• [^] # Re: Travail admirable

    Posté par (site web personnel) . En réponse à la dépêche Joyce Reynolds est morte :-(. Évalué à 2. Dernière modification le 04 janvier 2016 à 20:36.

    Je ne vois pas en quoi ces 3 points contredisent quoi que ce soit: ils n'ont pas d'impact sur le phénomène observé.

    Il montrent que la langue ne confond pas le genre grammatical des mots et le sexe des personnes auxquelles ils se réfèrent.

    Le problème, c'est également historique: les femmes ont été historiquement exclus des professions ayant un statut social élevés (qui demandait des compétences, de l'autorité, des responsabilités). C'est pour ça qu'il y a un problème: parce que du coup, cela reste les professions "valorisantes" qui sont plus difficile d'accès aux femmes, ce qui est donc plus problématique que si c'était "un métier parmi d'autres possibilités du même statut social".
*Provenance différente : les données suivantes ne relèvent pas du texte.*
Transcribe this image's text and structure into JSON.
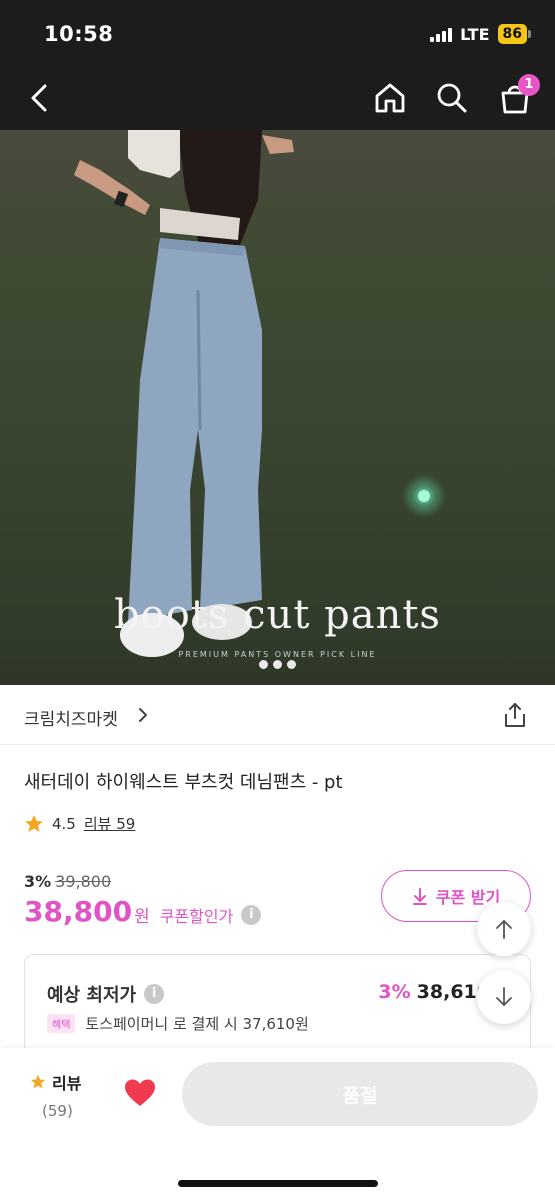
{
  "status_bar": {
    "time": "10:58",
    "network": "LTE",
    "battery": "86"
  },
  "nav": {
    "cart_count": "1"
  },
  "hero": {
    "caption": "boots cut pants",
    "subcaption": "PREMIUM PANTS OWNER PICK LINE",
    "slide_count": 3
  },
  "store": {
    "name": "크림치즈마켓"
  },
  "product": {
    "title": "새터데이 하이웨스트 부츠컷 데님팬츠 - pt",
    "rating": "4.5",
    "review_link": "리뷰 59"
  },
  "price": {
    "discount_rate": "3%",
    "original": "39,800",
    "current": "38,800",
    "currency": "원",
    "coupon_discount_label": "쿠폰할인가",
    "info_symbol": "i"
  },
  "coupon_button": {
    "label": "쿠폰 받기"
  },
  "lowest": {
    "label": "예상 최저가",
    "rate": "3%",
    "price": "38,610",
    "benefit_tag": "혜택",
    "benefit_text": "토스페이머니 로 결제 시 37,610원"
  },
  "bottom": {
    "review_label": "리뷰",
    "review_count": "(59)",
    "soldout_label": "품절"
  },
  "colors": {
    "accent": "#e054c6",
    "badge": "#e855c8",
    "heart": "#ef3a4f",
    "star": "#f5a623"
  },
  "icons": [
    "back-icon",
    "home-icon",
    "search-icon",
    "cart-icon",
    "chevron-right-icon",
    "share-icon",
    "star-icon",
    "info-icon",
    "download-icon",
    "arrow-up-icon",
    "arrow-down-icon",
    "heart-icon"
  ]
}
    Ah oui, tiens, donc du coup ce serait intéressant, justement de se poser la question un peu sérieusement (publications scientifiques de qualité, en nombre suffisant, de sources indépendantes) de savoir si, effectivement, le genre des noms de métier ou d'activité a effectivement une incidence sur ces préjugés ou sur l'existence supposée de ces archétypes, qu'on pourrait très bien expliquer autrement. On vient de (re)mettre le doigt sur le cœur du débat qui nous agite tous.

    (d'ailleurs, si un idiot se moque d'un homme "sage-femme", c'est parce que l'homme s'abaisse à un métier de femme, tandis que si un idiot se moque d'une femme "pdg", c'est parce qu'elle n'a pas les compétences pour son poste (qu'elle a obtenu en couchant, ou qu'elle va gâché en provoquant des catastrophes))

    On es d'accord, les idiots font et disent des choses idiotes.

    Après, libre à toi de nier les faits, si ça te rassure dans tes croyances.

    Je ne nie pas les faits, je nie que, de la façon dont ils me sont présentés, ils aient valeur de preuve. À ce stade du débat, l'idée que le genre des mots a l'influence qu'on lui prête est effectivement une croyance.